I try to be objective. I view most elves in the same light as I view astrologers. However, some of them win often enough that perhaps playing poker might be a more charitable analogy. Three queens over two tens might win most of the time, but that guy across the table is betting pretty heavy. What to do?

I need to add that if a large number of people believe in astrology and will most likely act on a particular planetary alignment, I would be a fool not to at least be aware of such things. I watch 50 and 200 day moving averages and Bollinger Bands, a mathematical method of placing a stock price within 2 standard deviations of its expected movement adjusted for different time periods. A Golden Cross occurs when the 50 day moving average goes over the 200 day moving average. Good juju. The Death Cross occurs when the 50 day moving average drops below the 200 day moving average. Bad juju. These indicators do not make my investment decisions, but they might cause me to delay the purchase of a particular stock. I am pretty good at buying stocks. I am still learning when to sell stocks. My preferred holding period is forever.

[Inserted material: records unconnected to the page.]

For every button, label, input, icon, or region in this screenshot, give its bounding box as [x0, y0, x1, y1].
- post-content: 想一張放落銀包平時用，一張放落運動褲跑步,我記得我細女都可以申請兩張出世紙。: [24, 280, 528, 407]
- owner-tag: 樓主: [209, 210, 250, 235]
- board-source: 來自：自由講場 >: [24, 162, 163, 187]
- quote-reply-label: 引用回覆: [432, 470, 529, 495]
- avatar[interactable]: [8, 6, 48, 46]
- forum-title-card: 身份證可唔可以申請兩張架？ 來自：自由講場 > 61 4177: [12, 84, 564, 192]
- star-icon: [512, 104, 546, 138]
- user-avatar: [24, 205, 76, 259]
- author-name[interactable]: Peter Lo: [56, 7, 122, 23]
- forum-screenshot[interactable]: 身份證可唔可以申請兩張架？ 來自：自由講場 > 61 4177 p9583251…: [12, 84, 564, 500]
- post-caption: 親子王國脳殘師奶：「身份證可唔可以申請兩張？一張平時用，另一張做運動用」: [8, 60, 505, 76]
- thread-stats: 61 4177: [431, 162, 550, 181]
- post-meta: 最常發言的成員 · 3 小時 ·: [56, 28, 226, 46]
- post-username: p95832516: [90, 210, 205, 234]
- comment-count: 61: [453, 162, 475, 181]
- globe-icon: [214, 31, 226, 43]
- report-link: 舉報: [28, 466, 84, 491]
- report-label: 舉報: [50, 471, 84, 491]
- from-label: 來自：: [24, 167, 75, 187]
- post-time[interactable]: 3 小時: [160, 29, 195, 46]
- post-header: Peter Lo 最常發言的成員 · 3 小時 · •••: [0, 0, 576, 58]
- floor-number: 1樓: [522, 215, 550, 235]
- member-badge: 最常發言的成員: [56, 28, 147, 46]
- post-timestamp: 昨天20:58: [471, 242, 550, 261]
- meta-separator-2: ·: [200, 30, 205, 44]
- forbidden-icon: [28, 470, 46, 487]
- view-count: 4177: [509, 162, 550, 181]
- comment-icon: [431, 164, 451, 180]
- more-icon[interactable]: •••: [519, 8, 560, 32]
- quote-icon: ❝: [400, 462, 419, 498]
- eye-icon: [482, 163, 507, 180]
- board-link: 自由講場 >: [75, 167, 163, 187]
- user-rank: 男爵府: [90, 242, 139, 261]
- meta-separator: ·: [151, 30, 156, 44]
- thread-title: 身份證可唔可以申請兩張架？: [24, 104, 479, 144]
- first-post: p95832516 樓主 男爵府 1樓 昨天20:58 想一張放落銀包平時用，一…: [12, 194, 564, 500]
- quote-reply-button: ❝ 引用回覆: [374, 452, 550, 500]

So what is The Hindenburg Omen? According to Zero Hedge these conditions must be met.

1)The daily number of New York Stock Exchange new 52-week highs and the daily number of new 52-week new lows must both be greater than 2.2% of total NYSE issues traded that day.
2)The smaller of these numbers is greater than or equal to 69 (68.772 is 2.2% of 3,126). This is not a rule, but more like a checksum. This condition is a function of the 2.2% of the total issues.
3)The NYSE 10-week moving average is rising.
4)The McClellan Oscillator is negative on that same day.
5)The new 52-week highs cannot be more than twice the new 52-week lows (however, it's fine for new 52-week lows to be more than double new 52-week highs). This condition is absolutely mandatory.

Sometimes the Hindenburg Omen works. Sometimes it does not. Maybe it predicts at least a 2% drop in the market something like 75% of the time. Claims and conditions used vary somewhat from analyst to analyst.

Wikipedia concludes, “Because of the specific and seemingly random nature of the Hindenburg Omen criteria, the phenomenon may be simply a case of overfitting. That is, by backtesting through a large data set with many different variables, correlations can be found that do not really have predictive significance. The Omen is at best an imperfect technical indicator that is a work in progress.”

Hmmm…

If you have the mind of a Ph.D. statistician, the self discipline of a German soldier at the siege of Stalingrad, and ice water flowing through your veins, technical analysis might be for you. Technical Analysis for Dummies by Barbara Rockefeller is a good place to start. The author is a well regarded expert in the field. Her writing style is entertaining and easy to understand. The book also contains a very good bibliography for further study.

For Heaven’s sake, Let’s be careful out there today.